Sunday, August 21, 2011

Cooverthon: "Ghost Town"

Robert Coover had dabbled with "trapped in a genre" stories before, but "Ghost Town" (1998) was the first time he extended the concept to a novel.

The genre in question is the Western, and "Ghost Town" has it all: shootouts, train robberies, gambling, cattle rustlers, Indians, loyal horses, and a climactic hanging. The protagonist is a nameless gunman who has been wandering through the desert for an unknown length of time. He stumbles upon the Ghost Town, which embodies all the classic Western cliches...and it's a bad place for a lone gunman to hang around in.

The townsfolk are a constantly shifting mish-mash of characteristics; they swap injuries, hairstyles, and body types as the book goes on, particularly the town's deputy, who undergoes a steady transformation from one page to the next. The buildings in the town shift in a similar way, with buildings moving from place to place as the plot requires.

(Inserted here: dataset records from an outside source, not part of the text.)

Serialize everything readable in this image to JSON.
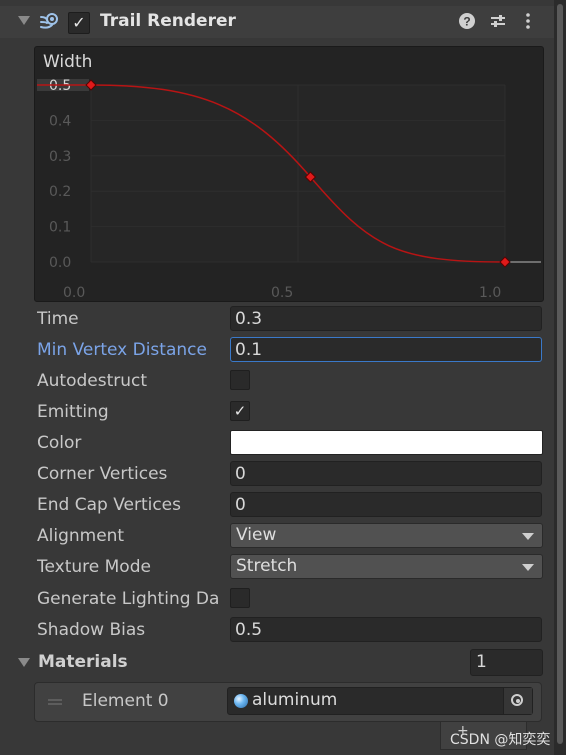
{
  "component": {
    "title": "Trail Renderer",
    "enabled": "✓"
  },
  "width_curve": {
    "label": "Width",
    "y_ticks": [
      "0.5",
      "0.4",
      "0.3",
      "0.2",
      "0.1",
      "0.0"
    ],
    "x_ticks": [
      "0.0",
      "0.5",
      "1.0"
    ],
    "curve_color": "#b81414",
    "keys": [
      {
        "t": 0.0,
        "v": 0.5
      },
      {
        "t": 0.53,
        "v": 0.24
      },
      {
        "t": 1.0,
        "v": 0.0
      }
    ]
  },
  "properties": [
    {
      "label": "Time",
      "type": "field",
      "value": "0.3"
    },
    {
      "label": "Min Vertex Distance",
      "type": "field",
      "value": "0.1",
      "focused": true
    },
    {
      "label": "Autodestruct",
      "type": "checkbox",
      "value": ""
    },
    {
      "label": "Emitting",
      "type": "checkbox",
      "value": "✓"
    },
    {
      "label": "Color",
      "type": "color",
      "value": "#ffffff"
    },
    {
      "label": "Corner Vertices",
      "type": "field",
      "value": "0"
    },
    {
      "label": "End Cap Vertices",
      "type": "field",
      "value": "0"
    },
    {
      "label": "Alignment",
      "type": "dropdown",
      "value": "View"
    },
    {
      "label": "Texture Mode",
      "type": "dropdown",
      "value": "Stretch"
    },
    {
      "label": "Generate Lighting Da",
      "type": "checkbox",
      "value": ""
    },
    {
      "label": "Shadow Bias",
      "type": "field",
      "value": "0.5"
    }
  ],
  "materials": {
    "label": "Materials",
    "count": "1",
    "elements": [
      {
        "label": "Element 0",
        "value": "aluminum"
      }
    ]
  },
  "watermark": "CSDN @知奕奕"
}
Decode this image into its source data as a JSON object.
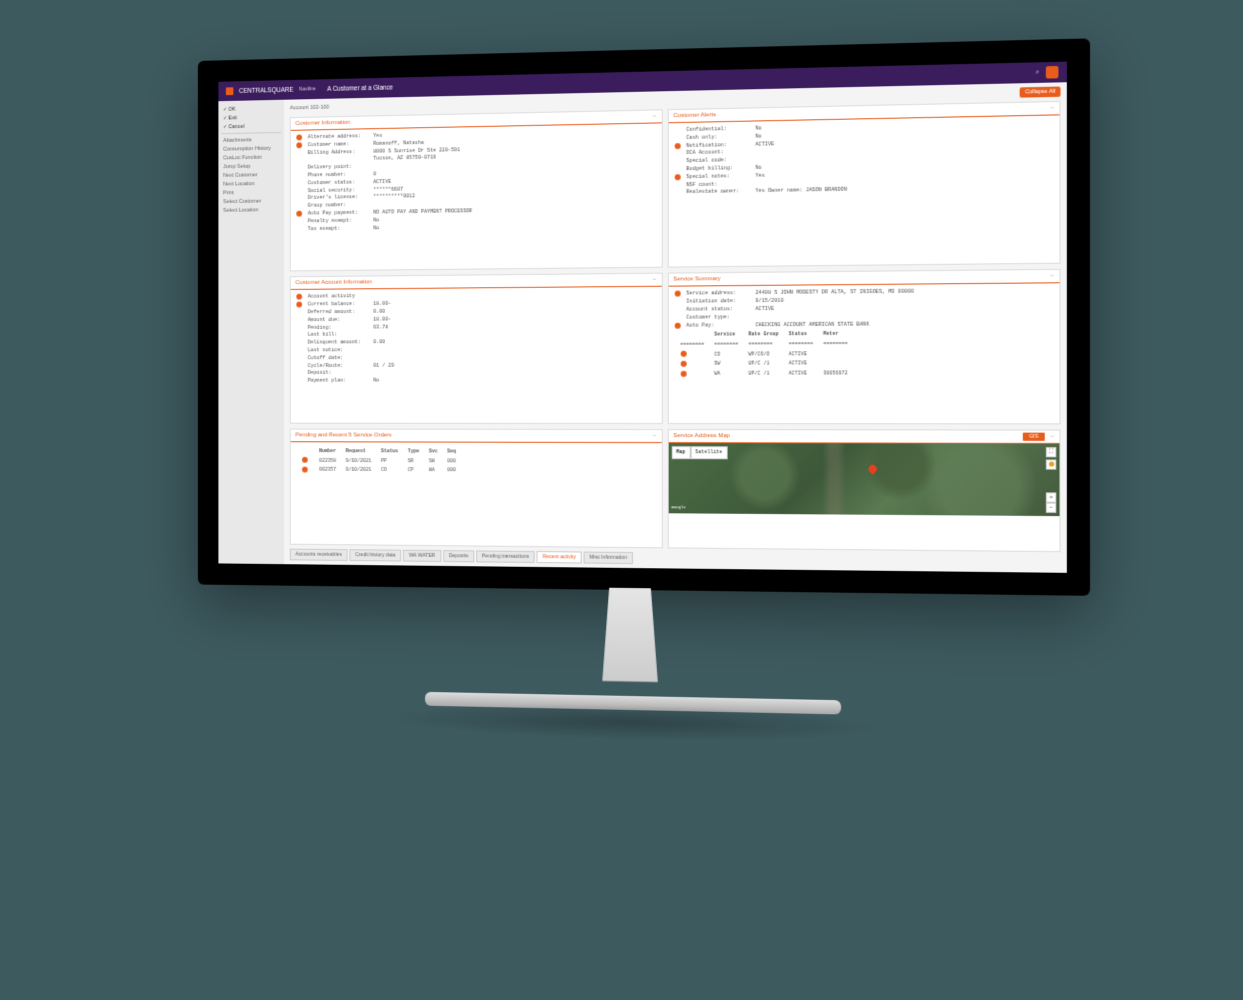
{
  "header": {
    "brand": "CENTRALSQUARE",
    "brand_sub": "Naviline",
    "page_title": "A Customer at a Glance",
    "search_placeholder": "Search"
  },
  "sidebar": {
    "top": [
      {
        "label": "OK"
      },
      {
        "label": "Exit"
      },
      {
        "label": "Cancel"
      }
    ],
    "items": [
      {
        "label": "Attachments"
      },
      {
        "label": "Consumption History"
      },
      {
        "label": "CusLoc Function"
      },
      {
        "label": "Jump Setup"
      },
      {
        "label": "Next Customer"
      },
      {
        "label": "Next Location"
      },
      {
        "label": "Print"
      },
      {
        "label": "Select Customer"
      },
      {
        "label": "Select Location"
      }
    ]
  },
  "page_head": {
    "account_label": "Account 102-100",
    "collapse": "Collapse All"
  },
  "panels": {
    "customer_info": {
      "title": "Customer Information",
      "rows": [
        {
          "bullet": true,
          "label": "Alternate address:",
          "value": "Yes"
        },
        {
          "bullet": true,
          "label": "Customer name:",
          "value": "Romanoff, Natasha"
        },
        {
          "bullet": false,
          "label": "Billing Address:",
          "value": "8000 S Sunrise Dr Ste 220-591"
        },
        {
          "bullet": false,
          "label": "",
          "value": "Tucson, AZ  85750-0719"
        },
        {
          "bullet": false,
          "label": "Delivery point:",
          "value": ""
        },
        {
          "bullet": false,
          "label": "Phone number:",
          "value": "0"
        },
        {
          "bullet": false,
          "label": "Customer status:",
          "value": "ACTIVE"
        },
        {
          "bullet": false,
          "label": "Social security:",
          "value": "******6607"
        },
        {
          "bullet": false,
          "label": "Driver's license:",
          "value": "**********0012"
        },
        {
          "bullet": false,
          "label": "Group number:",
          "value": ""
        },
        {
          "bullet": true,
          "label": "Auto Pay payment:",
          "value": "NO AUTO PAY AND PAYMENT PROCESSOR"
        },
        {
          "bullet": false,
          "label": "Penalty exempt:",
          "value": "No"
        },
        {
          "bullet": false,
          "label": "Tax exempt:",
          "value": "No"
        }
      ]
    },
    "customer_alerts": {
      "title": "Customer Alerts",
      "rows": [
        {
          "bullet": false,
          "label": "Confidential:",
          "value": "No"
        },
        {
          "bullet": false,
          "label": "Cash only:",
          "value": "No"
        },
        {
          "bullet": true,
          "label": "Notification:",
          "value": "ACTIVE"
        },
        {
          "bullet": false,
          "label": "OCA Account:",
          "value": ""
        },
        {
          "bullet": false,
          "label": "Special code:",
          "value": ""
        },
        {
          "bullet": false,
          "label": "Budget billing:",
          "value": "No"
        },
        {
          "bullet": true,
          "label": "Special notes:",
          "value": "Yes"
        },
        {
          "bullet": false,
          "label": "NSF count:",
          "value": ""
        },
        {
          "bullet": false,
          "label": "Realestate owner:",
          "value": "Yes     Owner name: JASON BRANDON"
        }
      ]
    },
    "account_info": {
      "title": "Customer Account Information",
      "rows": [
        {
          "bullet": true,
          "label": "Account activity",
          "value": ""
        },
        {
          "bullet": true,
          "label": "Current balance:",
          "value": "18.00-"
        },
        {
          "bullet": false,
          "label": "Deferred amount:",
          "value": "0.00"
        },
        {
          "bullet": false,
          "label": "Amount due:",
          "value": "18.00-"
        },
        {
          "bullet": false,
          "label": "Pending:",
          "value": "63.78"
        },
        {
          "bullet": false,
          "label": "Last bill:",
          "value": ""
        },
        {
          "bullet": false,
          "label": "Delinquent amount:",
          "value": "0.00"
        },
        {
          "bullet": false,
          "label": "Last notice:",
          "value": ""
        },
        {
          "bullet": false,
          "label": "Cutoff date:",
          "value": ""
        },
        {
          "bullet": false,
          "label": "Cycle/Route:",
          "value": "01 / 29"
        },
        {
          "bullet": false,
          "label": "Deposit:",
          "value": ""
        },
        {
          "bullet": false,
          "label": "Payment plan:",
          "value": "No"
        }
      ]
    },
    "service_summary": {
      "title": "Service Summary",
      "rows": [
        {
          "bullet": true,
          "label": "Service address:",
          "value": "24408 S JOHN MODESTY DR          ALTA,  ST INIGOES, MD  00000"
        },
        {
          "bullet": false,
          "label": "Initiation date:",
          "value": "9/15/2010"
        },
        {
          "bullet": false,
          "label": "Account status:",
          "value": "ACTIVE"
        },
        {
          "bullet": false,
          "label": "Customer type:",
          "value": ""
        },
        {
          "bullet": true,
          "label": "Auto Pay:",
          "value": "CHECKING ACCOUNT AMERICAN STATE BANK"
        }
      ],
      "service_table": {
        "headers": [
          "",
          "Service",
          "Rate Group",
          "Status",
          "Meter"
        ],
        "divider": "========",
        "rows": [
          {
            "bullet": true,
            "c1": "CO",
            "c2": "WP/CO/O",
            "c3": "ACTIVE",
            "c4": ""
          },
          {
            "bullet": true,
            "c1": "SW",
            "c2": "UP/C /1",
            "c3": "ACTIVE",
            "c4": ""
          },
          {
            "bullet": true,
            "c1": "WA",
            "c2": "UP/C /1",
            "c3": "ACTIVE",
            "c4": "30056972"
          }
        ]
      }
    },
    "service_orders": {
      "title": "Pending and Recent 5 Service Orders",
      "table": {
        "headers": [
          "Number",
          "Request",
          "Status",
          "Type",
          "Svc",
          "Seq"
        ],
        "rows": [
          {
            "bullet": true,
            "c0": "022358",
            "c1": "9/10/2021",
            "c2": "PP",
            "c3": "SR",
            "c4": "SW",
            "c5": "000"
          },
          {
            "bullet": true,
            "c0": "002357",
            "c1": "9/10/2021",
            "c2": "CO",
            "c3": "CP",
            "c4": "WA",
            "c5": "000"
          }
        ]
      }
    },
    "map": {
      "title": "Service Address Map",
      "gis_label": "GIS",
      "tabs": {
        "map": "Map",
        "satellite": "Satellite"
      },
      "google": "Google"
    }
  },
  "bottom_tabs": [
    {
      "label": "Accounts receivables",
      "active": false
    },
    {
      "label": "Credit history data",
      "active": false
    },
    {
      "label": "WA WATER",
      "active": false
    },
    {
      "label": "Deposits",
      "active": false
    },
    {
      "label": "Pending transactions",
      "active": false
    },
    {
      "label": "Recent activity",
      "active": true
    },
    {
      "label": "Misc Information",
      "active": false
    }
  ]
}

There are only two females in town: the dancehall girl and the schoolmarm. The protagonist, of course, is constantly defending himself against the former and trying to win the esteem of the latter...and because this is a Coover novel, he suffers constant humiliation and can never live up to the standards that others require of him: he is never brave enough, never smart enough, never suave enough, or -- conversely -- never enough of a rogue. The lone gunman fails again and again and again.

And hence my first real fatigue in this Cooverthon: I'm sick of the repeated humiliation of his protagonists. He always brings them to the brink of success -- often extending the scene to ridiculous lengths -- only to have them fall flat on their faces, worse off than ever before. There's a moment in "Ghost Town" when the gunman seems to have finally won the heart of the schoolmarm, and even though his success seemed guaranteed I KNEW Coover would pull the rug out from under him.

The fact that the "rug pulling" is always done in a surprising and inventive way does not alter the fact that it all gets a bit tedious. Coover simply cannot allow his heroes to win...they can't even get a GLIMPSE of happiness without being slapped in the face. Granted, his more straightforward novels give us more satisfyingly mixed character arcs, but these "I'm stuck in a nightmarish world" books always follow the same trajectory. And that's annoying.

But still, "Ghost Town" is a fun read, with everything getting jumbled up as though it were a movie set, and some of the more unsettling moments in any Coover book (the gore is notably exaggerated here). There's also an enhanced surrealism to events that contrasts nicely with the grittiness of the situations themselves.

NOTE: In some ways, "Ghost Town" revisits Coover's play "The Kid," which appeared in "A Theological Position" (1972). It has the same collection of anonymous characters and the same tendency to "flash back" to notable past events, something unique to this book and to the play. I suspect that the long list of dedications at the beginning of "Ghost Town" are to actors who appeared in some performance of "The Kid," assuming it was ever performed at all.

Typical Cooverisms: Humiliated protagonist, confusion of time and geography, bawdy puns, a penis exposed for an extended period of time, a woman who "digs at" her crotch. But even this far into his career, he's still inventing new elements which continue to surprise the reader, even if some of the conceits are getting a little old.